Moments later, the riders breached the edge of the wards. The one in the center glowed faintly, her armor alive with flickering veins of energy that pulsed in time with Caelum's own heartbeat.

Then he saw her face.

"Ilvarra," Serapha breathed.

The woman reined in her steed, dismounted with elegance that only centuries could teach. She removed her helmet and stared directly at Caelum.

"You've come far, little Echo."

He stiffened. "You know who I am?"

Ilvarra smiled faintly. "I knew who you were before you were born."

Tension rippled across the wardlines. The guards were wary, weapons half-raised. The other two riders—one a pale man with a warhammer wrapped in chain, the other a silent, mask-faced figure in bone-draped robes—stood at Ilvarra's flanks, like judgment incarnate.

Serapha stepped forward. "You shouldn't be here."

"And yet," Ilvarra said calmly, "the Weave has summoned me. Just as it has summoned him."

She looked again at Caelum, her gaze piercing.

"The Echo Crown has awakened. And the Nameless will not stay dreaming for long. We have work to do. All of us."

Caelum stepped back, his hands trembling.

Serapha's voice cut in, sharp as the blade she hadn't yet drawn. "You were exiled. Cast out for what you did."
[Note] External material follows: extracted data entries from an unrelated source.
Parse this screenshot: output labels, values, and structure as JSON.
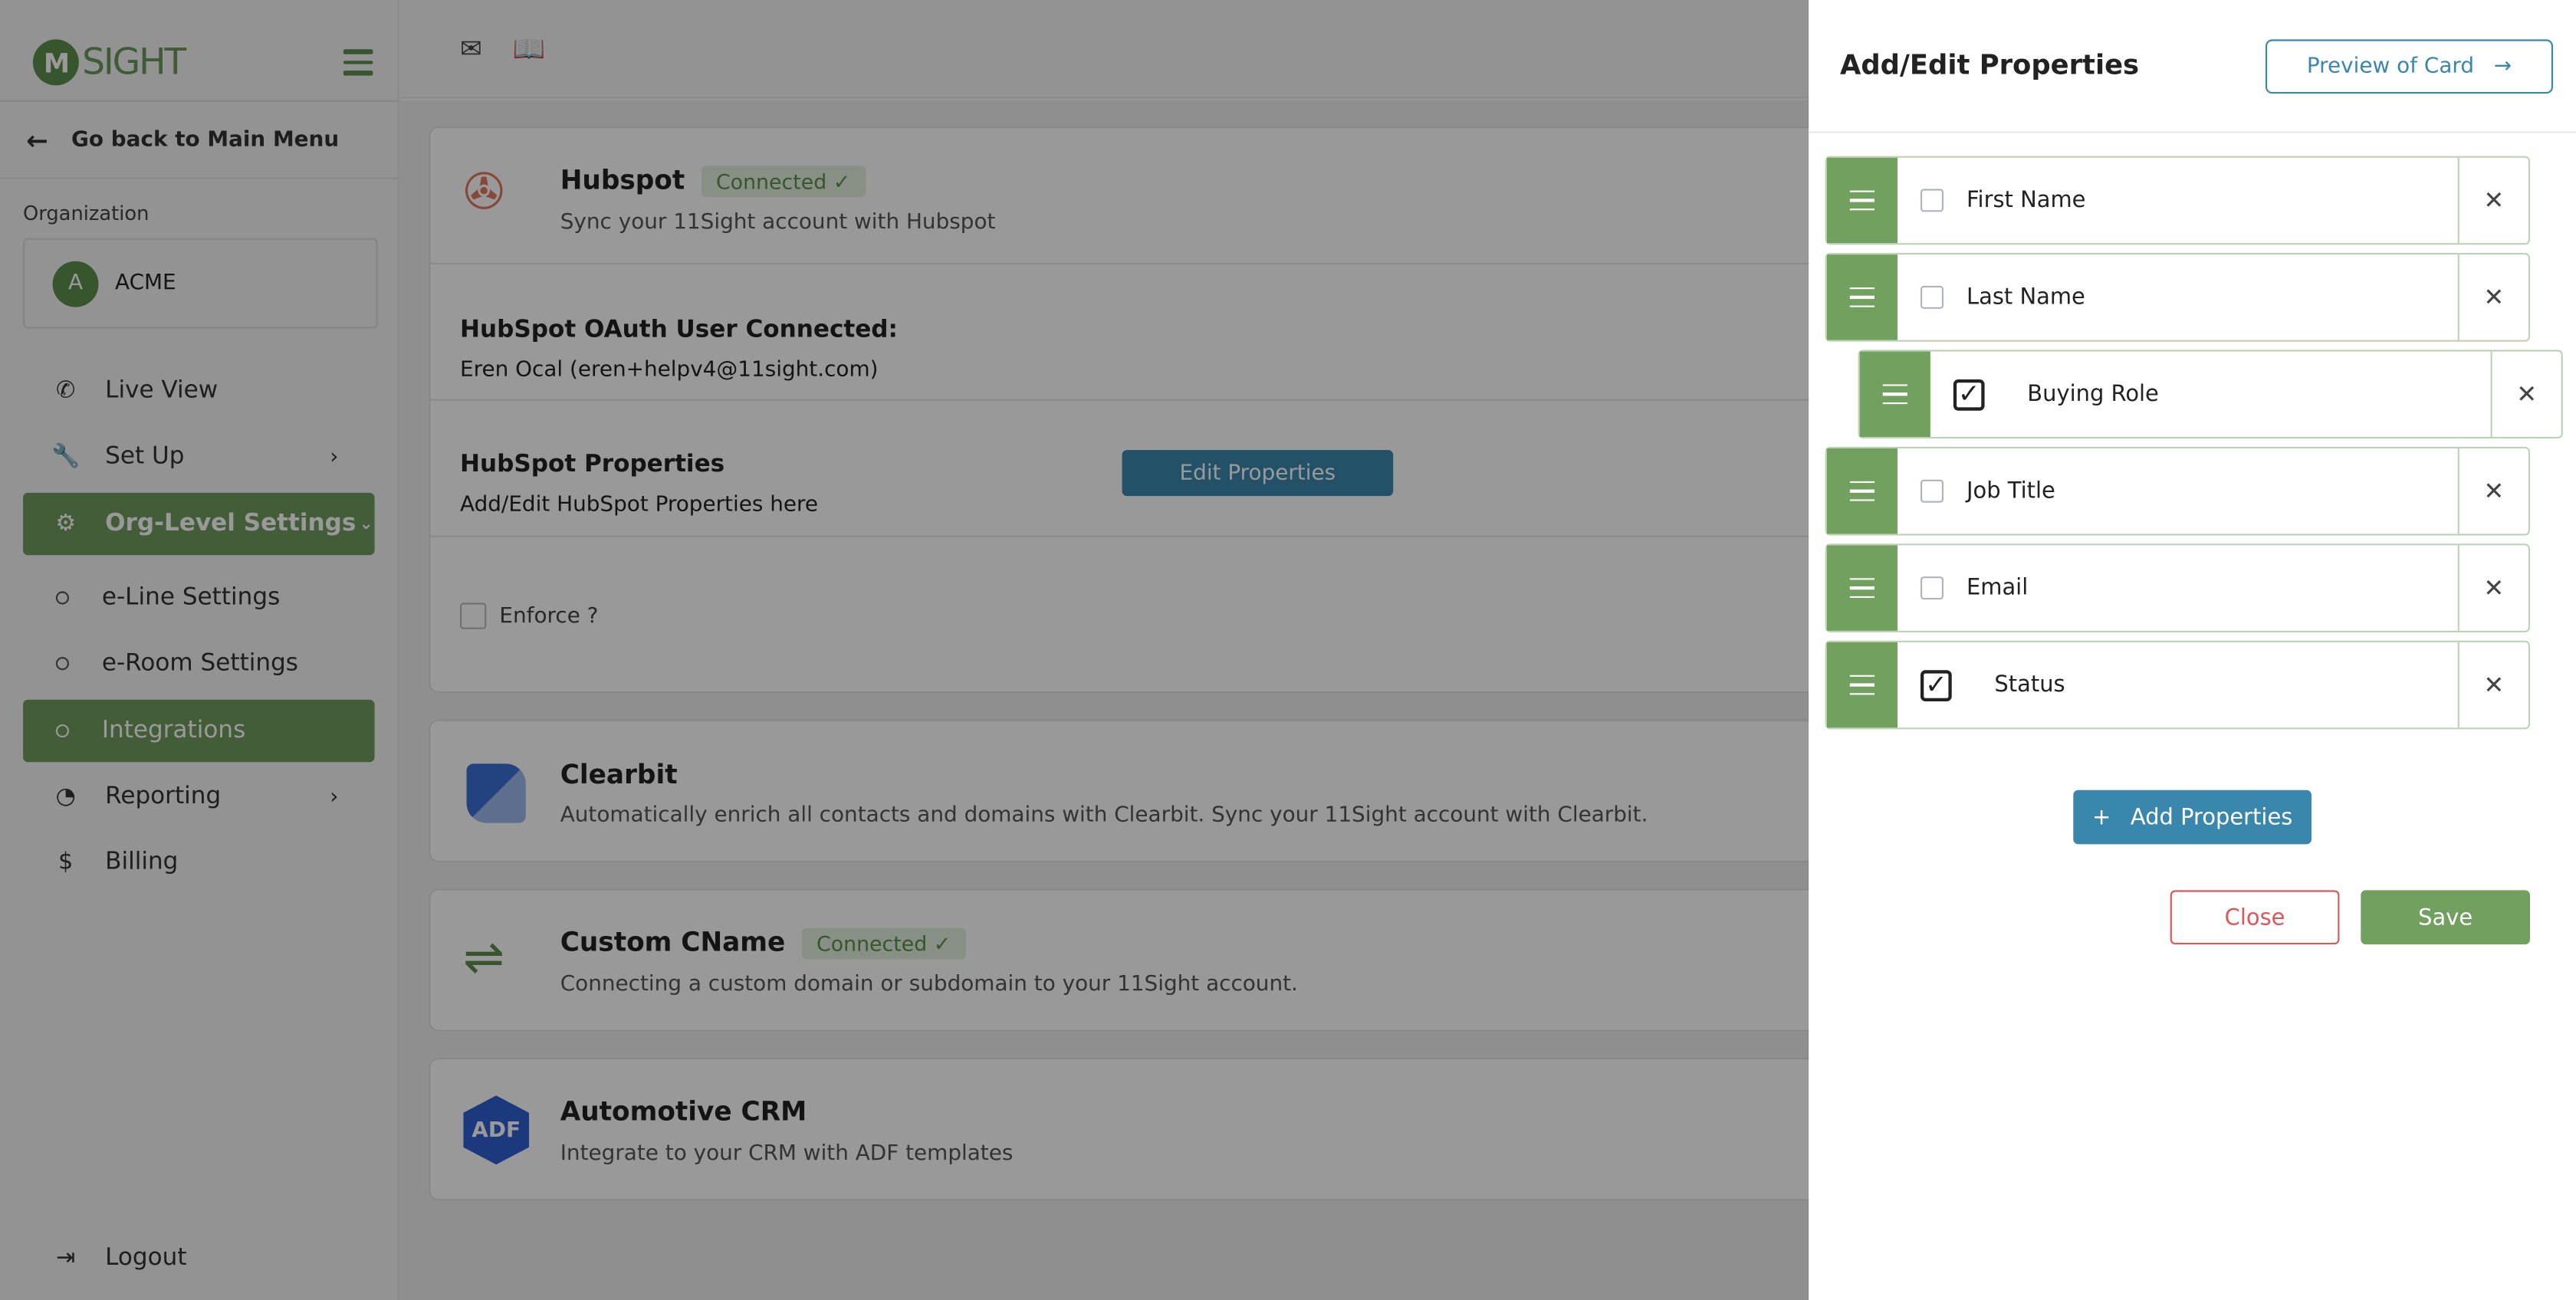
{
  "sidebar": {
    "logo_text": "SIGHT",
    "logo_mark": "M",
    "back_label": "Go back to Main Menu",
    "org_label": "Organization",
    "org_initial": "A",
    "org_name": "ACME",
    "items": [
      {
        "label": "Live View",
        "icon": "phone-icon"
      },
      {
        "label": "Set Up",
        "icon": "wrench-icon"
      },
      {
        "label": "Org-Level Settings",
        "icon": "gear-icon"
      },
      {
        "label": "e-Line Settings"
      },
      {
        "label": "e-Room Settings"
      },
      {
        "label": "Integrations"
      },
      {
        "label": "Reporting",
        "icon": "pie-chart-icon"
      },
      {
        "label": "Billing",
        "icon": "dollar-icon"
      }
    ],
    "logout": "Logout"
  },
  "main": {
    "hubspot": {
      "title": "Hubspot",
      "badge": "Connected",
      "subtitle": "Sync your 11Sight account with Hubspot",
      "oauth_label": "HubSpot OAuth User Connected:",
      "oauth_user": "Eren Ocal (eren+helpv4@11sight.com)",
      "props_title": "HubSpot Properties",
      "props_sub": "Add/Edit HubSpot Properties here",
      "edit_button": "Edit Properties",
      "enforce": "Enforce ?"
    },
    "clearbit": {
      "title": "Clearbit",
      "subtitle": "Automatically enrich all contacts and domains with Clearbit. Sync your 11Sight account with Clearbit."
    },
    "cname": {
      "title": "Custom CName",
      "badge": "Connected",
      "subtitle": "Connecting a custom domain or subdomain to your 11Sight account."
    },
    "adf": {
      "title": "Automotive CRM",
      "logo": "ADF",
      "subtitle": "Integrate to your CRM with ADF templates"
    }
  },
  "panel": {
    "title": "Add/Edit Properties",
    "preview_button": "Preview of Card",
    "properties": [
      {
        "label": "First Name",
        "checked": false
      },
      {
        "label": "Last Name",
        "checked": false
      },
      {
        "label": "Buying Role",
        "checked": true
      },
      {
        "label": "Job Title",
        "checked": false
      },
      {
        "label": "Email",
        "checked": false
      },
      {
        "label": "Status",
        "checked": true
      }
    ],
    "add_button": "Add Properties",
    "close_button": "Close",
    "save_button": "Save"
  },
  "colors": {
    "brand_green": "#72a05e",
    "accent_blue": "#3a87ae",
    "danger": "#e05656"
  }
}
Ilvarra didn't blink. "And yet your kind still bear my glyphs in their wings, little one."

The air crackled.

Lucien was there now too, one hand resting on his sword pommel. He muttered to Caelum, "Friend of yours?"

"No," Caelum whispered. "Not yet."

But something in him stirred—an old recognition. Not from memory, but from instinct. From the Crown.

From something older still.

Ilvarra turned, walking toward the center of camp without invitation. "You want answers, Caelum? You'll have them. But knowledge has a price."

"And what price is that?" he asked, trying to steady his voice.

Ilvarra's smile was cold.

"Everything you are not ready to give."